C’est l’histoire d’une société menacée par une apocalypse nucléaire et qui se répète, comme pour se rassurer :
Jusqu’ici tout va bien.
Jusqu’ici tout va bien.
Jusqu’ici …tout va bien.
Mais ce qu’on ne réalise pas, c’est que cette attente est déjà une apocalypse en soi. Elle révèle à quel point nos pays sont dépendants du nucléaire et à quel point la gestion du risque autour des centrales est, comme en matière de finance de marché, une science empirique où les apprentis sorciers se risquent à déclarer le pire comme absolument improbable.
La catastrophe, c’est d’être dans cette situation où le monde entier regarde les réacteurs nucléaires japonais en se disant : « Fusionnera ? Fusionnera pas ? »
Pendant ce temps, les corps de milliers de Japonais jonchent les rues et sont ramassés par des soldats qui tentent, tant bien que mal, d’assurer la sécurité civile et la distribution de l’eau, vitale plus que jamais, à des innocents éreintés. Si ces courageux Japonais ont survécu au tremblement de terre le plus violent de leur histoire et au tsunami qui l’a suivi, ils sont maintenant menacés par un péril plus grand encore : la contamination par des substances hautement radioactives de leur écosystème jusque là si protégé, de leur corps et, pour certains, la mort.
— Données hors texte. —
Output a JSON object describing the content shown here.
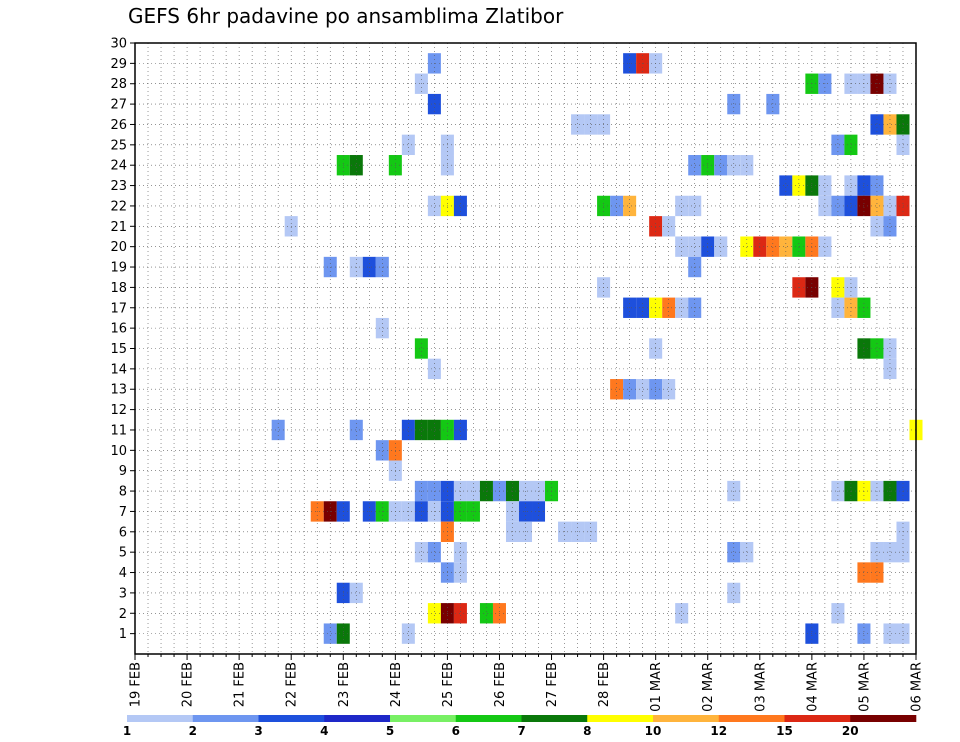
{
  "chart_data": {
    "type": "heatmap",
    "title": "GEFS 6hr padavine po ansamblima Zlatibor",
    "xlabel": "",
    "ylabel": "",
    "x_tick_labels": [
      "19 FEB",
      "20 FEB",
      "21 FEB",
      "22 FEB",
      "23 FEB",
      "24 FEB",
      "25 FEB",
      "26 FEB",
      "27 FEB",
      "28 FEB",
      "01 MAR",
      "02 MAR",
      "03 MAR",
      "04 MAR",
      "05 MAR",
      "06 MAR"
    ],
    "xlim_steps": [
      0,
      60
    ],
    "y_tick_labels": [
      "1",
      "2",
      "3",
      "4",
      "5",
      "6",
      "7",
      "8",
      "9",
      "10",
      "11",
      "12",
      "13",
      "14",
      "15",
      "16",
      "17",
      "18",
      "19",
      "20",
      "21",
      "22",
      "23",
      "24",
      "25",
      "26",
      "27",
      "28",
      "29",
      "30"
    ],
    "ylim": [
      0,
      30
    ],
    "grid": true,
    "colorbar": {
      "labels": [
        "1",
        "2",
        "3",
        "4",
        "5",
        "6",
        "7",
        "8",
        "10",
        "12",
        "15",
        "20"
      ],
      "colors": [
        "#b4c8f5",
        "#6e96f0",
        "#1e50dc",
        "#1e28c8",
        "#78f064",
        "#14c814",
        "#0a780a",
        "#ffff00",
        "#ffb43c",
        "#ff781e",
        "#dc2814",
        "#780000"
      ],
      "color_order": [
        "#b4c8f5",
        "#6e96f0",
        "#1e50dc",
        "#78f064",
        "#14c814",
        "#0a780a",
        "#ffff00",
        "#ffb43c",
        "#ff781e",
        "#dc2814",
        "#780000"
      ]
    },
    "cells_note": "each cell: [time_step_6h_from_19FEB00, member, color_index]",
    "cells": [
      [
        23,
        29,
        2
      ],
      [
        38,
        29,
        3
      ],
      [
        39,
        29,
        10
      ],
      [
        40,
        29,
        1
      ],
      [
        22,
        28,
        1
      ],
      [
        52,
        28,
        5
      ],
      [
        53,
        28,
        2
      ],
      [
        55,
        28,
        1
      ],
      [
        56,
        28,
        1
      ],
      [
        57,
        28,
        11
      ],
      [
        58,
        28,
        1
      ],
      [
        23,
        27,
        3
      ],
      [
        46,
        27,
        2
      ],
      [
        49,
        27,
        2
      ],
      [
        34,
        26,
        1
      ],
      [
        35,
        26,
        1
      ],
      [
        36,
        26,
        1
      ],
      [
        57,
        26,
        3
      ],
      [
        58,
        26,
        8
      ],
      [
        59,
        26,
        6
      ],
      [
        21,
        25,
        1
      ],
      [
        24,
        25,
        1
      ],
      [
        54,
        25,
        2
      ],
      [
        55,
        25,
        5
      ],
      [
        59,
        25,
        1
      ],
      [
        24,
        24,
        1
      ],
      [
        20,
        24,
        5
      ],
      [
        16,
        24,
        5
      ],
      [
        17,
        24,
        6
      ],
      [
        43,
        24,
        2
      ],
      [
        44,
        24,
        5
      ],
      [
        45,
        24,
        2
      ],
      [
        46,
        24,
        1
      ],
      [
        47,
        24,
        1
      ],
      [
        50,
        23,
        3
      ],
      [
        51,
        23,
        7
      ],
      [
        52,
        23,
        6
      ],
      [
        53,
        23,
        1
      ],
      [
        55,
        23,
        1
      ],
      [
        56,
        23,
        3
      ],
      [
        57,
        23,
        2
      ],
      [
        23,
        22,
        1
      ],
      [
        24,
        22,
        7
      ],
      [
        25,
        22,
        3
      ],
      [
        36,
        22,
        5
      ],
      [
        37,
        22,
        2
      ],
      [
        38,
        22,
        8
      ],
      [
        42,
        22,
        1
      ],
      [
        43,
        22,
        1
      ],
      [
        53,
        22,
        1
      ],
      [
        54,
        22,
        2
      ],
      [
        55,
        22,
        3
      ],
      [
        56,
        22,
        11
      ],
      [
        57,
        22,
        8
      ],
      [
        58,
        22,
        1
      ],
      [
        59,
        22,
        10
      ],
      [
        12,
        21,
        1
      ],
      [
        40,
        21,
        10
      ],
      [
        41,
        21,
        1
      ],
      [
        57,
        21,
        1
      ],
      [
        58,
        21,
        2
      ],
      [
        42,
        20,
        1
      ],
      [
        43,
        20,
        1
      ],
      [
        44,
        20,
        3
      ],
      [
        45,
        20,
        1
      ],
      [
        47,
        20,
        7
      ],
      [
        48,
        20,
        10
      ],
      [
        49,
        20,
        9
      ],
      [
        50,
        20,
        8
      ],
      [
        51,
        20,
        5
      ],
      [
        52,
        20,
        9
      ],
      [
        53,
        20,
        1
      ],
      [
        15,
        19,
        2
      ],
      [
        17,
        19,
        1
      ],
      [
        18,
        19,
        3
      ],
      [
        19,
        19,
        2
      ],
      [
        43,
        19,
        2
      ],
      [
        36,
        18,
        1
      ],
      [
        51,
        18,
        10
      ],
      [
        52,
        18,
        11
      ],
      [
        54,
        18,
        7
      ],
      [
        55,
        18,
        1
      ],
      [
        38,
        17,
        3
      ],
      [
        39,
        17,
        3
      ],
      [
        40,
        17,
        7
      ],
      [
        41,
        17,
        9
      ],
      [
        42,
        17,
        1
      ],
      [
        43,
        17,
        2
      ],
      [
        54,
        17,
        1
      ],
      [
        55,
        17,
        8
      ],
      [
        56,
        17,
        5
      ],
      [
        19,
        16,
        1
      ],
      [
        22,
        15,
        5
      ],
      [
        40,
        15,
        1
      ],
      [
        56,
        15,
        6
      ],
      [
        57,
        15,
        5
      ],
      [
        58,
        15,
        1
      ],
      [
        58,
        14,
        1
      ],
      [
        23,
        14,
        1
      ],
      [
        37,
        13,
        9
      ],
      [
        38,
        13,
        2
      ],
      [
        39,
        13,
        1
      ],
      [
        40,
        13,
        2
      ],
      [
        41,
        13,
        1
      ],
      [
        11,
        11,
        2
      ],
      [
        17,
        11,
        2
      ],
      [
        21,
        11,
        3
      ],
      [
        22,
        11,
        6
      ],
      [
        23,
        11,
        6
      ],
      [
        24,
        11,
        5
      ],
      [
        25,
        11,
        3
      ],
      [
        60,
        11,
        7
      ],
      [
        19,
        10,
        2
      ],
      [
        20,
        10,
        9
      ],
      [
        20,
        9,
        1
      ],
      [
        22,
        8,
        2
      ],
      [
        23,
        8,
        2
      ],
      [
        24,
        8,
        3
      ],
      [
        25,
        8,
        1
      ],
      [
        26,
        8,
        1
      ],
      [
        27,
        8,
        6
      ],
      [
        28,
        8,
        2
      ],
      [
        29,
        8,
        6
      ],
      [
        30,
        8,
        1
      ],
      [
        31,
        8,
        1
      ],
      [
        32,
        8,
        5
      ],
      [
        46,
        8,
        1
      ],
      [
        54,
        8,
        1
      ],
      [
        55,
        8,
        6
      ],
      [
        56,
        8,
        7
      ],
      [
        57,
        8,
        1
      ],
      [
        58,
        8,
        6
      ],
      [
        59,
        8,
        3
      ],
      [
        14,
        7,
        9
      ],
      [
        15,
        7,
        12
      ],
      [
        16,
        7,
        3
      ],
      [
        18,
        7,
        3
      ],
      [
        19,
        7,
        5
      ],
      [
        20,
        7,
        1
      ],
      [
        21,
        7,
        1
      ],
      [
        22,
        7,
        3
      ],
      [
        23,
        7,
        1
      ],
      [
        24,
        7,
        3
      ],
      [
        25,
        7,
        5
      ],
      [
        26,
        7,
        5
      ],
      [
        29,
        7,
        1
      ],
      [
        30,
        7,
        3
      ],
      [
        31,
        7,
        3
      ],
      [
        24,
        6,
        9
      ],
      [
        29,
        6,
        1
      ],
      [
        30,
        6,
        1
      ],
      [
        33,
        6,
        1
      ],
      [
        34,
        6,
        1
      ],
      [
        35,
        6,
        1
      ],
      [
        59,
        6,
        1
      ],
      [
        22,
        5,
        1
      ],
      [
        23,
        5,
        2
      ],
      [
        25,
        5,
        1
      ],
      [
        46,
        5,
        2
      ],
      [
        47,
        5,
        1
      ],
      [
        57,
        5,
        1
      ],
      [
        58,
        5,
        1
      ],
      [
        59,
        5,
        1
      ],
      [
        24,
        4,
        2
      ],
      [
        25,
        4,
        1
      ],
      [
        56,
        4,
        9
      ],
      [
        57,
        4,
        9
      ],
      [
        16,
        3,
        3
      ],
      [
        17,
        3,
        1
      ],
      [
        46,
        3,
        1
      ],
      [
        23,
        2,
        7
      ],
      [
        24,
        2,
        12
      ],
      [
        25,
        2,
        10
      ],
      [
        27,
        2,
        5
      ],
      [
        28,
        2,
        9
      ],
      [
        42,
        2,
        1
      ],
      [
        54,
        2,
        1
      ],
      [
        15,
        1,
        2
      ],
      [
        16,
        1,
        6
      ],
      [
        21,
        1,
        1
      ],
      [
        52,
        1,
        3
      ],
      [
        56,
        1,
        2
      ],
      [
        58,
        1,
        1
      ],
      [
        59,
        1,
        1
      ]
    ]
  }
}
Sur les écrans de télévision, les experts et les ministres continuent de distiller le discours de la mesure et mettent en scène l’illusion du contrôle. La situation serait « sans être au niveau 7 de gravité » proche de la catastrophe tandis que l’AIEA considère « très improbable » que cette crise nucléaire produise un nouveau Tchernobyl et que l’Union Européenne n’exclut pas « le pire dans les heures et les jours à venir ». Voilà une position claire.
En gros personne ne comprend ni ne mesure vraiment le risque réel de ce qui se joue à Fukushima. Avant d’aller plus loin, il faut dire un mot de la gestion des risques.
En gros, cette science est assez liée aux statistiques et aux probabilités, dans le sens où il s’agit de comprendre les événements contre lesquels on essaie de se protéger puis d’évaluer leur chance de se produire dans 1 jour, 1 mois, 1 an, …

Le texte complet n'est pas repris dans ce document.